According to Javelin Research, I.D. fraud costs American small businesses $8 billion annually, and businesses are 15% more likely to be hit by identity theft than consumers.

An earlier study by Poneman Institute and Hartford Steam Boiler stated that 55% of U.S. small companies have experienced a data breach.

Conventional wisdom suggests that small companies aren’t an attractive target for identity theft, but that’s a misleading – and dangerous – myth. Poneman reveals that in one instance, identity thieves lifted 20,000 credit card accounts from an online retail site. In another case, fraudsters made off with the records of 10,000 patients, including their credit scores, from a physician’s practice.

Related: Cybersecurity Fails: 5 Times Businesses Put Their Customers at Risk

Symantec, which has also sponsored a study on business I.D. theft, says smaller firms are vulnerable to hackers and fraudsters for myriad reasons. “These organizations tend to be operating with the tightest budget for security and staff, they have business connections to larger companies through partnerships and products, and the data they are storing and transmitting is still very useful to nefarious individuals,” the company states.

In response to the growing number of identity theft victims, many insurance companies have begun offering formal policies designed to help victims clean up the mess left by the crime. The fact is, most identity theft policies are a good “risk management” deal for small businesses. That said, some business owners do need I.D. theft insurance more than others.

Case in point: If your company handles sensitive customer financial data, such as Social Security data, bank and credit card accounts, or any health and medical records, you’re already a potential target for I.D. fraudsters.

Coverage Matters: The Difference Between Response Expenses and Third-Party Expenses

Here’s where data breach or business identity theft insurance can make a big difference.

By and large, such insurance kicks in when a data breach happens. Policies vary, but most cover expenses incurred in handling a breach, and can cover identity theft losses for as little as $10,000 or as much as $1 million.

Premiums vary as well. Depending on your company’s state, city or town of residence, annual sales, the type of industry your firm operates in, and the level of data breach protection tools you already have in place, you can pay as little as $10 monthly for minimal coverage.

When you buy data breach insurance, you’re primarily looking at two cost issues — “response expenses” and “third-party expenses,” both of which are covered by business data breach insurance. Here’s how each breaks down:

Response expenses – Data breach insurance covers expenses linked to post-breach costs, like tracking down customers and informing them of a data breach. Hiring a credit tracking firm to monitor customer credit reports to see if their FICO scores decline as a result of a data breach is also covered as a response expense.
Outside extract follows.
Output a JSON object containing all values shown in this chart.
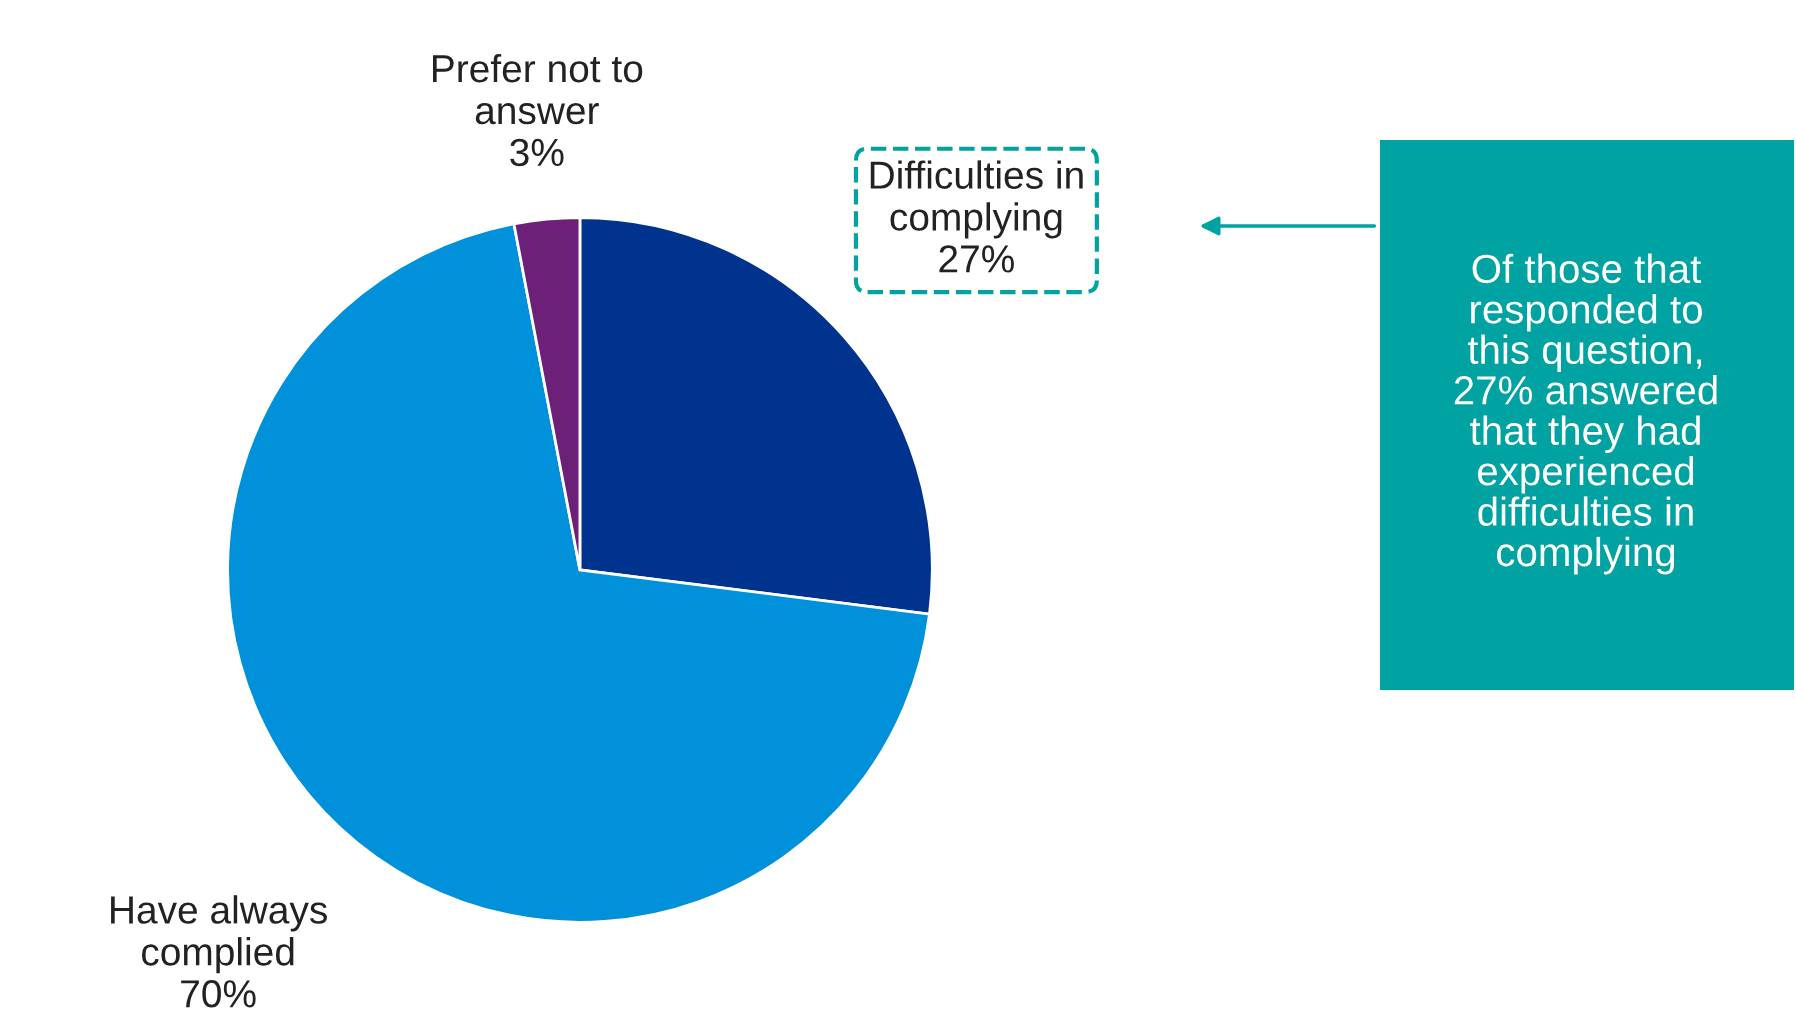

Those costs can really add up. NetDiligence, a data breach analytics firm, states that the median cost for “crisis services” (forensics, notification, credit monitoring, and legal guidance) in 2013 was $209,625, while the average cost was considerably higher at $737,473.

Third-party expenses – If your company is sued after a data breach event, third-party expense insurance can help bail you out, primarily by taking care of any legal liability costs, including claims. Those costs can hammer a company’s bottom line. NetDiligence states ,“The median cost for legal settlement was $22,500. The average cost for legal settlement was $258,099.”

Ignoring Data Creates a Big Risk

Still, only 3% of small businesses actually carry data breach insurance, according to InsureOn, a business insurance services provider. That’s mostly because cyber liability insurance is relatively new to businesses, and because most small business owners “gravely underestimate their cyber liability risk,” InsureOn states.

That leaves 97% of U.S. small businesses without data breach or cyber liability insurance, and that’s a figure that has to change, especially in an era where cyber crimes are rising to the top of small businesses’ operational risk list – and rising fast.